Quatro estados recebem novo lote de antídoto contra intoxicação por metanol
O Ministério da Saúde iniciou a distribuição da segunda remessa de etanol farmacêutico, antídoto usado no tratamento de intoxicações por metanol, para quatro novos estados. Com essa entrega, o total de frascos enviados chega a 1.125, atendendo nove unidades federativas: Acre, Bahia, Ceará, Distrito Federal, Goiás, Mato Grosso do Sul, Pernambuco, Paraná e Rio de Janeiro.
De acordo com o Ministério da Saúde, a medida faz parte da resposta aos casos suspeitos e confirmados de intoxicação por metanol registrados nas últimas semanas. O estoque foi estruturado em parceria com a Empresa Brasileira de Serviços Hospitalares (Ebserh), com reposição conforme demanda. Outras 60 mil ampolas estão em processo de aquisição.
Quantidade distribuída por estado
Os estados receberam as seguintes quantidades de etanol farmacêutico:
– Acre: 30 ampolas
– Bahia: 90 ampolas
– Ceará: 120 ampolas
– Distrito Federal: 90 ampolas
– Goiás: 75 ampolas
– Mato Grosso do Sul: 60 ampolas
– Pernambuco: 240 ampolas
– Paraná: 360 ampolas
– Rio de Janeiro: 60 ampolas
O Ministério da Saúde também adquiriu 2,5 mil unidades do antídoto fomepizol de uma empresa japonesa, além de receber 100 unidades doadas. A previsão é que o lote chegue ao Brasil ainda nesta semana e seja distribuído conforme a necessidade dos estados.
Casos registrados
Até 6 de outubro, o país registrou 217 notificações de intoxicação por metanol, com 17 casos confirmados e 200 em investigação. São Paulo concentra 82,49% das notificações, com 15 confirmações e 164 em análise. O Paraná tem dois casos confirmados e quatro em investigação.

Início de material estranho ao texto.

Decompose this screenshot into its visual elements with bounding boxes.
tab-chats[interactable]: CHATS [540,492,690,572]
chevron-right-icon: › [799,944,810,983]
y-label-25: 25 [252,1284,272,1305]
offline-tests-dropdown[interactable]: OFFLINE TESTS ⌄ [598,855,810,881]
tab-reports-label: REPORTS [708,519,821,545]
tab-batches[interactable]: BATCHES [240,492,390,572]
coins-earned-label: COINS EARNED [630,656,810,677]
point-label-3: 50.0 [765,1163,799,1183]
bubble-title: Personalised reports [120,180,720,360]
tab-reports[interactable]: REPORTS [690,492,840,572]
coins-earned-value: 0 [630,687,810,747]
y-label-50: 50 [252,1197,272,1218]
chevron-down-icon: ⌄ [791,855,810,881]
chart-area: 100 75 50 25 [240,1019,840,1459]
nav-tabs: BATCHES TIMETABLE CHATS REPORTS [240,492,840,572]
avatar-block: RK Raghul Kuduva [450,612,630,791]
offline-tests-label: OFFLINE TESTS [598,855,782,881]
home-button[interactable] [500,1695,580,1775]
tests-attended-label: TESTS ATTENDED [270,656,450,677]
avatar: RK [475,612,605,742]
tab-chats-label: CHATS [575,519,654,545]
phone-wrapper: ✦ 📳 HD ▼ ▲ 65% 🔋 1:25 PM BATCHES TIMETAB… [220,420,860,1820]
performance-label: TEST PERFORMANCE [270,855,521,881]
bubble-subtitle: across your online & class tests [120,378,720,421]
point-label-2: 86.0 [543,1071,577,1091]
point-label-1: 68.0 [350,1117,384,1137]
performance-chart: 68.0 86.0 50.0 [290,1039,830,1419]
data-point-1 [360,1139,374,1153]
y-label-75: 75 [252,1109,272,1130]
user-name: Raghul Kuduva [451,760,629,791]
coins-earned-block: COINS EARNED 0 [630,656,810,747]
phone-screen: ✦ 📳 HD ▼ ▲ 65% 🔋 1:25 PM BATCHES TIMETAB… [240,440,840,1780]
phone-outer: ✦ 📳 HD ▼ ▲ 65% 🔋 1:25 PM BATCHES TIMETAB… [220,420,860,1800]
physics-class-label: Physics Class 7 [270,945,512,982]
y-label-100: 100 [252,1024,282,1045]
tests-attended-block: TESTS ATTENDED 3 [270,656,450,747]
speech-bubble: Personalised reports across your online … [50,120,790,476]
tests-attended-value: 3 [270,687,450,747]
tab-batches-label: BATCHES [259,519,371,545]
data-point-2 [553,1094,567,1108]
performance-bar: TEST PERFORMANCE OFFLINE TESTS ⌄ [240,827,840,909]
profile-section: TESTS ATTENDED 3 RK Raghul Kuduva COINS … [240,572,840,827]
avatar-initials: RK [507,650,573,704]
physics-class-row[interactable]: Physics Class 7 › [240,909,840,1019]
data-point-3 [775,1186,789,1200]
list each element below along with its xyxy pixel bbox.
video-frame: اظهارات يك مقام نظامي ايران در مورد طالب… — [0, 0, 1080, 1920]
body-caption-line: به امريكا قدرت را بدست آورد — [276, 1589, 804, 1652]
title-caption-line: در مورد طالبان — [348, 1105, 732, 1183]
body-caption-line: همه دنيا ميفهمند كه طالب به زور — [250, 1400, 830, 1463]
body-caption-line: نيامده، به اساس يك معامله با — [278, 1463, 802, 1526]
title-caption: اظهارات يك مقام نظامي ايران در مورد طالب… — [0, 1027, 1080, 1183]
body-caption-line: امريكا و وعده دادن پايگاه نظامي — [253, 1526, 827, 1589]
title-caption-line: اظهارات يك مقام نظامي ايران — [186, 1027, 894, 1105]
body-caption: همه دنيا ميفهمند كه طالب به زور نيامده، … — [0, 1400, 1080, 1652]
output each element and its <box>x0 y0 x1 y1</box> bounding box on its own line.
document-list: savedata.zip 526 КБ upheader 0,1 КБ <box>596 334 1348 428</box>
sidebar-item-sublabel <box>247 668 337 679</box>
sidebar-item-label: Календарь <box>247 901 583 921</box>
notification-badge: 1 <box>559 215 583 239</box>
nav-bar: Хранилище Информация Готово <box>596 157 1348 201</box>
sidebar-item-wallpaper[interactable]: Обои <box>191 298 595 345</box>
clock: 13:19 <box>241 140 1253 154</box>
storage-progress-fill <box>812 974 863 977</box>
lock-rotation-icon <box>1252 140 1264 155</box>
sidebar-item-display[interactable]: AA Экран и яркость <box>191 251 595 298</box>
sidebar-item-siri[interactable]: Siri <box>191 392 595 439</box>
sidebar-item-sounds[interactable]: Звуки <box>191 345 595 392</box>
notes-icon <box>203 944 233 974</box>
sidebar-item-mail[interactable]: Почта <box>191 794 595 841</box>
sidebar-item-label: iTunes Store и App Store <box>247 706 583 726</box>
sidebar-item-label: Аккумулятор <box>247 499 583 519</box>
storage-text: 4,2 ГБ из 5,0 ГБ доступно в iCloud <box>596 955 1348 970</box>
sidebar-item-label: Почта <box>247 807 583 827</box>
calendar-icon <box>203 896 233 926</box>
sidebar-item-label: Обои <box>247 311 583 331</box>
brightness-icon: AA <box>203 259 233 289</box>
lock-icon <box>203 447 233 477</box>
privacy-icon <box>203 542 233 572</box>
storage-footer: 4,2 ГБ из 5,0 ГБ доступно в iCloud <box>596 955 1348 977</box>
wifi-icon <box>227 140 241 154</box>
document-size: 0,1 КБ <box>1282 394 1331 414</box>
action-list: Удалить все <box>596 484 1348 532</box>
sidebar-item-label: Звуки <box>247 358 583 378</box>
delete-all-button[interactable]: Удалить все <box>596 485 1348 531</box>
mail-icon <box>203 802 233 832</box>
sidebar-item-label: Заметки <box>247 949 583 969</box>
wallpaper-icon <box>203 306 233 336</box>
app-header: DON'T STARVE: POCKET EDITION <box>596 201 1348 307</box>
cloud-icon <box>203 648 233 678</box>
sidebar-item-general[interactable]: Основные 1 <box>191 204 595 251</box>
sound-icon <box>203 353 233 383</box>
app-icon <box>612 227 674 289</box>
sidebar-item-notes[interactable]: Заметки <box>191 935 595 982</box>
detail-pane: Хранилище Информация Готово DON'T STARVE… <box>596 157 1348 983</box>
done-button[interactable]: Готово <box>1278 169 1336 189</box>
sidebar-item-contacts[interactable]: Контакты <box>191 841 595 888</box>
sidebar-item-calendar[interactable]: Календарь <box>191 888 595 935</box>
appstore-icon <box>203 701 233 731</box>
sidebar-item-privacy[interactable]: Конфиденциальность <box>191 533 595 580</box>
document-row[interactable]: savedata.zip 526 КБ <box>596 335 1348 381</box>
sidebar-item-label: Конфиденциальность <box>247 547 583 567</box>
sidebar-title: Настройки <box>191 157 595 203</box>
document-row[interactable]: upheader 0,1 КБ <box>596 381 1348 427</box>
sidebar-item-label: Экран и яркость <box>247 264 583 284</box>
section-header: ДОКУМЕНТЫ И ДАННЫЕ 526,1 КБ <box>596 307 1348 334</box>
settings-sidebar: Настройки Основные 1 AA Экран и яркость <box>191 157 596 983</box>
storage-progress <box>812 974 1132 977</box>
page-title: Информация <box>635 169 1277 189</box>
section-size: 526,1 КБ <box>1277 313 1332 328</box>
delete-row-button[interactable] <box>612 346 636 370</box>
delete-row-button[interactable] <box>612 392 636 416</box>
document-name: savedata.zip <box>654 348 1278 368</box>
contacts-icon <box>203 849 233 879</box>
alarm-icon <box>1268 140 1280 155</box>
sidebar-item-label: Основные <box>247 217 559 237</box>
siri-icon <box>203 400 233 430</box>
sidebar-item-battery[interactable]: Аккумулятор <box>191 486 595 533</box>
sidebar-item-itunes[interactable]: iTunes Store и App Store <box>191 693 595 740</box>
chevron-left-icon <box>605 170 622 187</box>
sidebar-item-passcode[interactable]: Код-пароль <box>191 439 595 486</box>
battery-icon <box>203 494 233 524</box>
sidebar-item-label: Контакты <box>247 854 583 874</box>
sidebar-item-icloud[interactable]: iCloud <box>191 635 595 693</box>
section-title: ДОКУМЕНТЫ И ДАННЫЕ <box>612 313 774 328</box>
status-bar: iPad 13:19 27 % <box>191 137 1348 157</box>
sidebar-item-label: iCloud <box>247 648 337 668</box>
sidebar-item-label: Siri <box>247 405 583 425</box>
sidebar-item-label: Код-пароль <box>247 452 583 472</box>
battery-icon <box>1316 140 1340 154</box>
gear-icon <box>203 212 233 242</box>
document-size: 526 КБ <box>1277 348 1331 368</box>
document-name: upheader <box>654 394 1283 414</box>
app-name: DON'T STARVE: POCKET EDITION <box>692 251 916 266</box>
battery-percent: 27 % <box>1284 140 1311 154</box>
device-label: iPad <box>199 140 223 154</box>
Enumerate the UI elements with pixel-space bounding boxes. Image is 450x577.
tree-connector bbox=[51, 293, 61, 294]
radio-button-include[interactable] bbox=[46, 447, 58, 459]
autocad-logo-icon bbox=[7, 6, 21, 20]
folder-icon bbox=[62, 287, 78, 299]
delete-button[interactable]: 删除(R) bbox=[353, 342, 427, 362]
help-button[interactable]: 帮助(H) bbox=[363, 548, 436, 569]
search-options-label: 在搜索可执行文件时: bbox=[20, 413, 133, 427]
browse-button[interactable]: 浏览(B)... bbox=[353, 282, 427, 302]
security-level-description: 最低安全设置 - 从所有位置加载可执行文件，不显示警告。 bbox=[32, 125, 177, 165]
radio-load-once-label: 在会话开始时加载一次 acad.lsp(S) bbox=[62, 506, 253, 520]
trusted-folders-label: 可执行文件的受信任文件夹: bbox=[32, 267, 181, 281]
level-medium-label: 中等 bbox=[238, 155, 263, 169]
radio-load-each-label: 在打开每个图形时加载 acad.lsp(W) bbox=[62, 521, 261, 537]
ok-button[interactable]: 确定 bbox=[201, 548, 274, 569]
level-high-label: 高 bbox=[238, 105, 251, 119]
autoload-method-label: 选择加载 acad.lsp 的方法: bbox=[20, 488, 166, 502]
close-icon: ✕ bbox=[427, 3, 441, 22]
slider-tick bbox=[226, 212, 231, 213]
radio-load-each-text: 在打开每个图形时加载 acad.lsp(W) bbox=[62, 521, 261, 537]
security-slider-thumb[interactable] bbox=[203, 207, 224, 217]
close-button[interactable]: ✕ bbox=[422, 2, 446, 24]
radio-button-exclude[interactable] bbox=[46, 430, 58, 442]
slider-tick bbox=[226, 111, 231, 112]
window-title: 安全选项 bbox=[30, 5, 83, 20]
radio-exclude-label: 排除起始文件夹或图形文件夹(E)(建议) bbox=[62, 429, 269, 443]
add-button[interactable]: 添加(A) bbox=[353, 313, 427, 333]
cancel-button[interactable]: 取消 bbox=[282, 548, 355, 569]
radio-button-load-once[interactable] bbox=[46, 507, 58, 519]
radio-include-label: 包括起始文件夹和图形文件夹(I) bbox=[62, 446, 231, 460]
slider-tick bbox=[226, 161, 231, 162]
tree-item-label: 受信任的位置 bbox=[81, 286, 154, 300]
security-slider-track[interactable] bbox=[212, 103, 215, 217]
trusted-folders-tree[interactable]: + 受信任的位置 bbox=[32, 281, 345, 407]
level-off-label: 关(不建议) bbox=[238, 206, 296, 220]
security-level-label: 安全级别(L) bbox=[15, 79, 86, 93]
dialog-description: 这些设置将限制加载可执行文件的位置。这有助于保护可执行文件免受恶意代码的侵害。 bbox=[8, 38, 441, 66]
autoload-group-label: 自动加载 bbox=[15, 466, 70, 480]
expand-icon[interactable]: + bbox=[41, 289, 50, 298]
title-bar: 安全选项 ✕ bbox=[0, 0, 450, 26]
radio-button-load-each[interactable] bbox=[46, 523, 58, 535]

Outros 12 estados notificaram casos em análise: Acre (1), Ceará (3), Espírito Santo (1), Goiás (3), Minas Gerais (1), Mato Grosso do Sul (5), Paraíba (1), Pernambuco (10), Piauí (3), Rio de Janeiro (1), Rondônia (1) e Rio Grande do Sul (2). Bahia, Distrito Federal e Mato Grosso descartaram os casos sob análise.
Quanto aos óbitos, dois foram confirmados em São Paulo, e 12 seguem em investigação: um no Mato Grosso do Sul, três em Pernambuco, seis em São Paulo, um na Paraíba e um no Ceará.